20 milioni di eurodi budget tra Francia, Germania ed Ungheria, ancora una volta “per non dimenticare” gli orrori della Seconda Guerra Mondiale e della deportazione degli ebrei nei campi di concentramento. E’ la regista Rose Bosch a portare sul grande schermo l’ennesima testimonianza del male che l’uomo è stato effettivamente capace di compiere e “Vento di primavera” arriva puntuale, proprio in prossimità del Giorno della Memoria. Il titolo originale, in realtà, è “La Rafle“, che in italiano si può tradurre come “La Retata” e che sta ad indicare, appunto, la mattina del 16 luglio 1942, in cui tredicimila ebrei francesi sono stati prelevati su ordine del governo di Vichy, per un accordo avvenuto tra Hitler e Pétain, per essere deportati presso il Velodromo d’Inverno, ricostruito fedelmente proprio per il film.
La Bosch, infatti, non si limita semplicemente a raccontare una storia, ma riporta fatti realmente accaduti, ed in particolare la testimonianza del piccolo Joseph, uno dei pochissimi superstiti di quella terribile mattina. La storia di Joseph finisce con l’amalgamarsi con le storie di migliaia di altri ebrei che quel giorno si sono visti strappare via la vita, la dignità, lontani da amici e parenti, sballottati come fossero pezzi di legno, in condizioni igieniche impensabili, senza un futuro davanti ai loro occhi, ma con le stelline gialle sempre addosso, quasi come fossero marchiate a fuoco. Forse per la prima volta, la Francia si prende le proprie responsabilità e, a molti anni di distanza dall’orrendo accaduto, viene raccontata la storia del collaborazionismo francese con il governo tedesco, senza rendere tutto più ovattato, ma mostrando quel che realmente è successo. Ovviamente non è un modo di buttarsi totalmente giù e non si dimenticano nemmeno quei francesi che durante La Rafle hanno avuto il coraggio e il buon cuore di aiutare le persone in fuga, nascondendole ed ospitandole. I sopravvissuti all’orrore, con conseguenti cicatrici fisiche e non, sono stati davvero pochissimi ed è cosa fondamentale riuscire a preservare le loro memorie, proprio perché non dobbiamo dimenticare. Anche se, a guardare quel che accade nel mondo, in realtà la storia ci ha insegnato poco e niente, ma quello della Seconda Guerra Mondiale rimane uno dei massacri più atroci ed assurdi della storia dell’uomo.
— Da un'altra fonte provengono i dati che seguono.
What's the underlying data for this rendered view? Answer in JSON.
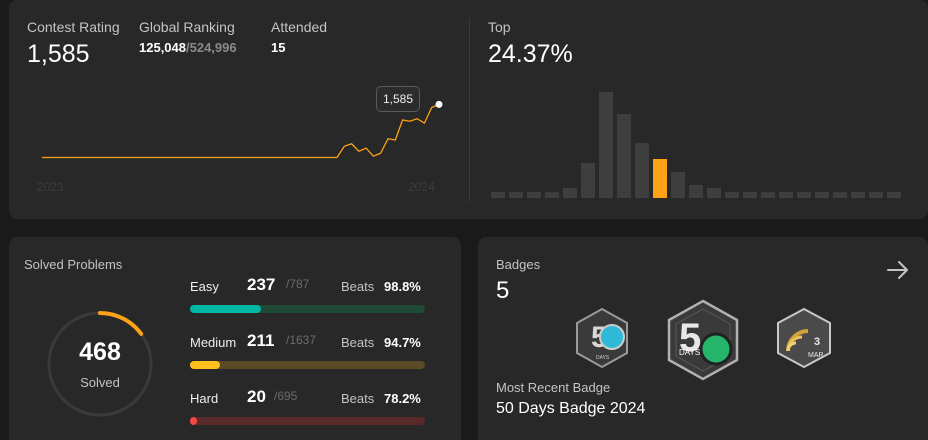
{
  "contest": {
    "rating_label": "Contest Rating",
    "rating_value": "1,585",
    "ranking_label": "Global Ranking",
    "ranking_value": "125,048",
    "ranking_total": "/524,996",
    "attended_label": "Attended",
    "attended_value": "15",
    "tooltip_value": "1,585",
    "year_start": "2023",
    "year_end": "2024",
    "line_color": "#ffa116",
    "rating_history": [
      1500,
      1500,
      1500,
      1500,
      1500,
      1500,
      1500,
      1500,
      1500,
      1500,
      1500,
      1500,
      1500,
      1500,
      1500,
      1500,
      1500,
      1500,
      1500,
      1500,
      1500,
      1500,
      1500,
      1500,
      1500,
      1500,
      1500,
      1500,
      1500,
      1500,
      1500,
      1500,
      1500,
      1500,
      1500,
      1500,
      1500,
      1500,
      1500,
      1500,
      1500,
      1500,
      1500,
      1500,
      1500,
      1500,
      1500,
      1500,
      1500,
      1500,
      1500,
      1500,
      1500,
      1500,
      1500,
      1500,
      1500,
      1500,
      1500,
      1500,
      1500,
      1500,
      1500,
      1500,
      1500,
      1500,
      1500,
      1500,
      1500,
      1500,
      1500,
      1500,
      1500,
      1500,
      1500,
      1500,
      1500,
      1500,
      1500,
      1500,
      1500,
      1500,
      1500,
      1500,
      1500,
      1500,
      1500,
      1500,
      1500,
      1500,
      1500,
      1500,
      1500,
      1500,
      1500,
      1500,
      1500,
      1500,
      1500,
      1500,
      1500,
      1500,
      1500,
      1500,
      1500,
      1500,
      1500,
      1500,
      1500,
      1500,
      1500,
      1500,
      1500,
      1500,
      1500,
      1500,
      1500,
      1500,
      1500,
      1500,
      1500,
      1500,
      1500,
      1500,
      1500,
      1500,
      1500,
      1500,
      1500,
      1500,
      1500,
      1500,
      1500,
      1500,
      1500,
      1500,
      1500,
      1500,
      1500,
      1500,
      1500,
      1500,
      1500,
      1500,
      1500,
      1500,
      1500,
      1500,
      1500,
      1500,
      1500,
      1500,
      1500,
      1500,
      1500,
      1500,
      1500,
      1500,
      1500,
      1500,
      1500,
      1500,
      1500,
      1500,
      1500,
      1500,
      1500,
      1500,
      1500,
      1500,
      1500,
      1500,
      1500,
      1500,
      1500,
      1500,
      1500,
      1500,
      1500,
      1500,
      1500,
      1500,
      1500,
      1500,
      1500,
      1500,
      1500,
      1500,
      1500,
      1500,
      1500,
      1500,
      1500,
      1500,
      1500,
      1500,
      1500,
      1500,
      1500,
      1500,
      1500,
      1500,
      1500,
      1500,
      1500,
      1500,
      1500,
      1500,
      1500,
      1500,
      1500,
      1500,
      1500,
      1500,
      1500,
      1500,
      1500,
      1500,
      1500,
      1500,
      1500,
      1500,
      1500,
      1500,
      1500,
      1500,
      1500,
      1500,
      1500,
      1500,
      1500,
      1500,
      1500,
      1500,
      1500,
      1500,
      1500,
      1500,
      1500,
      1500,
      1500,
      1500,
      1500,
      1500,
      1500,
      1500,
      1500,
      1500,
      1500,
      1500,
      1500,
      1500,
      1500,
      1500,
      1500,
      1500,
      1500,
      1500,
      1500,
      1500,
      1500,
      1500,
      1500,
      1500,
      1500,
      1500,
      1500,
      1500,
      1500,
      1500,
      1500,
      1500,
      1500,
      1500,
      1500,
      1500,
      1500,
      1500,
      1500,
      1500,
      1500,
      1500,
      1500,
      1500,
      1500,
      1500,
      1500,
      1500,
      1500,
      1500,
      1500,
      1500,
      1500,
      1500,
      1500,
      1500,
      1500,
      1500,
      1500,
      1500,
      1500,
      1500,
      1500,
      1500,
      1500,
      1500
    ],
    "rating_tail": [
      1500,
      1518,
      1522,
      1510,
      1515,
      1502,
      1507,
      1530,
      1528,
      1560,
      1558,
      1562,
      1555,
      1580,
      1585
    ]
  },
  "top": {
    "label": "Top",
    "value": "24.37%",
    "hist_values": [
      2,
      2,
      2,
      2,
      3,
      11,
      33,
      26,
      17,
      12,
      8,
      4,
      3,
      2,
      2,
      2,
      2,
      2,
      2,
      2,
      2,
      2,
      2
    ],
    "highlight_index": 9,
    "highlight_color": "#ffa116"
  },
  "solved": {
    "title": "Solved Problems",
    "count": "468",
    "count_label": "Solved",
    "fraction": 0.149,
    "ring_color": "#ffa116",
    "rows": [
      {
        "name": "Easy",
        "solved": "237",
        "total": "/787",
        "beats_label": "Beats",
        "beats": "98.8%",
        "fraction": 0.301,
        "color": "#00b8a3",
        "track": "#1f4a37"
      },
      {
        "name": "Medium",
        "solved": "211",
        "total": "/1637",
        "beats_label": "Beats",
        "beats": "94.7%",
        "fraction": 0.129,
        "color": "#ffc01e",
        "track": "#5a4a25"
      },
      {
        "name": "Hard",
        "solved": "20",
        "total": "/695",
        "beats_label": "Beats",
        "beats": "78.2%",
        "fraction": 0.029,
        "color": "#ef4743",
        "track": "#5a2a2a"
      }
    ]
  },
  "badges": {
    "title": "Badges",
    "count": "5",
    "recent_label": "Most Recent Badge",
    "recent_name": "50 Days Badge 2024",
    "badge1_text": "DAYS",
    "badge2_text": "DAYS",
    "badge3_month": "MAR",
    "badge3_num": "3"
  }
}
Nel cast troviamo un insolitamente buono Jean Reno, nei panni di un dottore ebreo, affiancato da un’infermiera protestate interpretata da Melanie Laurent, incapace di assecondare gli ordini del governo e vedere le vite di centinaia di bambini distrutte una volta per tutte. Ed in mezzo a tutto questo orrore, Rose Bosch ci mostra anche il lato più umano dei militari, anche se senza troppa esagerazione (com’è giusto che sia). Pronti a servire la patria con ferma dedizione, i soldati armati e incattiviti più che mai, mostrano a sprazzi dei lampi di umanità, che si palesano nell’espressione degli occhi, solo per qualche istante, prima di tornare a fare il loro dovere. La clemenza non è dovuta, non è garantita, ma talvolta può essere anche concessa. Le scene della deportazione sono sempre struggenti, vedere le mamme separate dai bambini e dai mariti in un certo senso ignari del loro destino, è sempre una visione straziante, ma è bene riproporla, nella speranza che un giorno possa rivelarsi efficace. “Vento di primavera” è una grande opera, realizzata con la massima attenzione al dettaglio e con realismo, e va ad accostarsi ai tanti “La vita è bella”, “Train de vie” e “Schindler’s List”, che anno dopo anno permettono a tutte le vittime di questo infinito massacro di avere una piccola possibilità di riscatto, di poter essere ricordate e, in qualche modo, di avere voce per poter raccontare.